What Shamsky remembers about Pete Rose from 1960 is not so much how he performed in games, but how he practiced. Even then, Rose has something that many major leagues, even good ones, never achieve: a realistic view of his strengths and limitations. If he hit a home run in the previous night’s game, he did not imagine himself a power hitter. The next day in batting practice, Rose would watch and cheer his teammates on as they swung from the heels, trying to reach the fences. Ball players, even on the major-league level, never grow tired of playing home-run derby. Then Rose would step in the cage and calmly, repetitively, stroke ball after ball up the middle. When he was through with that he would work on his opposite-field stroke.
If he was slumping at the place, he didn’t attribute it to the vagaries of the long season, as many players do, or invoke the baseball cliché that every player goes through slumps. Instead, he crunched the baseball after baseball in the batting cage, sweating and grunting and working until the slump was dead. It nothing for Rose to take two hundred swings.
Rose didn’t take off days during the season. When there was no game scheduled, he came to the ballpark and found someone to pitch to him. Sometimes he had to pay a teammate to do it. “The year he broke Cobb’s record (1985), we practiced every day,” recalls Bill DeMars, Rose’s hitting coach for the last decade of his career. “He didn’t take one day off. On off-days, he took a minimum of forty-five minutes of batting practice. We have guys hitting .210 and .215, and I couldn’t get them to come in on a day off. But Pete was there.”
Rose studied the mental makeup of opposing players and took advantage of their weaknesses. He knew, for instance, that after a bad plate appearance certain outfields sulked in the field and didn’t hustle after batted balls. When the time was right, he tried to take an extra base one them.

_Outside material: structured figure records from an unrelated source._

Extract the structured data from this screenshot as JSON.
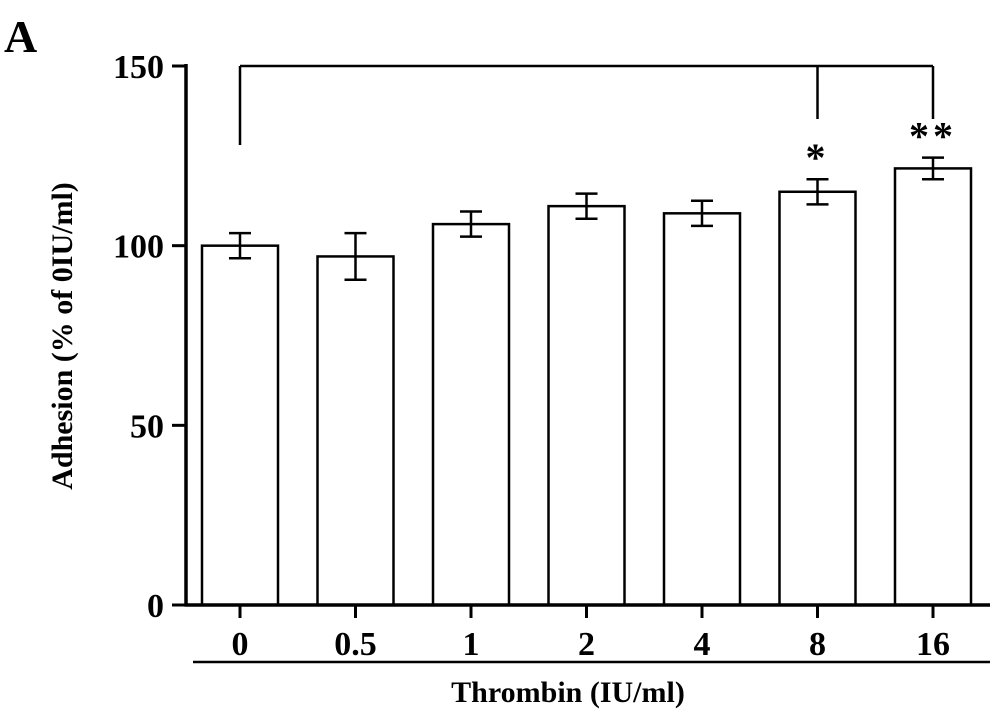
{
  "panel_label": "A",
  "chart_data": {
    "type": "bar",
    "title": "",
    "xlabel": "Thrombin (IU/ml)",
    "ylabel": "Adhesion (% of 0IU/ml)",
    "categories": [
      "0",
      "0.5",
      "1",
      "2",
      "4",
      "8",
      "16"
    ],
    "values": [
      100,
      97,
      106,
      111,
      109,
      115,
      121.5
    ],
    "errors": [
      3.5,
      6.5,
      3.5,
      3.5,
      3.5,
      3.5,
      3
    ],
    "ylim": [
      0,
      150
    ],
    "yticks": [
      0,
      50,
      100,
      150
    ],
    "grid": false,
    "annotations": [
      {
        "category": "8",
        "text": "*"
      },
      {
        "category": "16",
        "text": "**"
      }
    ],
    "comparison_bracket": {
      "from": "0",
      "to": [
        "8",
        "16"
      ]
    }
  }
}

He rarely guessed wrong.
The bigger the game, the more press attention, the greater the potential distractions, the keener was Rose’s concentration.
More often than hitting home runs, Rose did the little things that won games. But he had a knack for making those subtle plays at incredibly dramatic moments.

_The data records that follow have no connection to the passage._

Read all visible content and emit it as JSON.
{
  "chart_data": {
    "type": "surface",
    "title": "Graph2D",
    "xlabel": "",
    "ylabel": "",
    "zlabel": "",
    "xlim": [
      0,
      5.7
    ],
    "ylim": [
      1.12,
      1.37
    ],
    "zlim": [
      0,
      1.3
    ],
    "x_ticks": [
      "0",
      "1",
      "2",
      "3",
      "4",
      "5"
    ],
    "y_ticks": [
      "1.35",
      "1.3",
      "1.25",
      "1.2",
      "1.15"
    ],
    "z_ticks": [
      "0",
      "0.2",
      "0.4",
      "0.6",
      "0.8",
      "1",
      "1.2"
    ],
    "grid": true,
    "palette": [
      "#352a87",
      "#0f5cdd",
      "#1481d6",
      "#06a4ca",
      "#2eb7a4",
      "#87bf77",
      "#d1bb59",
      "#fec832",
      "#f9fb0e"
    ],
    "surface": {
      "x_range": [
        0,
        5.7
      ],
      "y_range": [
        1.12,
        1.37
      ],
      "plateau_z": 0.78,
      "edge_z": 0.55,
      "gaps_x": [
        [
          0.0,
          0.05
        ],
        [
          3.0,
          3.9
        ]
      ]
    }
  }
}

“Pete had this incredible ability to focus,” said Larry Starr. “I’ve been involved with greater players, with great intensity but eventually you there’s other things on their mind. One day they come to the ballpark and something’s bothering them, usually a problem from home. And it affects their play. It has to. With Pete, you never saw that. Nothing every bother him to the extent that he took it on the field with him.”
As a ball player, Rose was highly analytical. After each game, he checked his bats for marks to see where the ball had come into contact with the wood. Then he rubbed them down with alcohol so they would be clean and he could make the same check after the next game.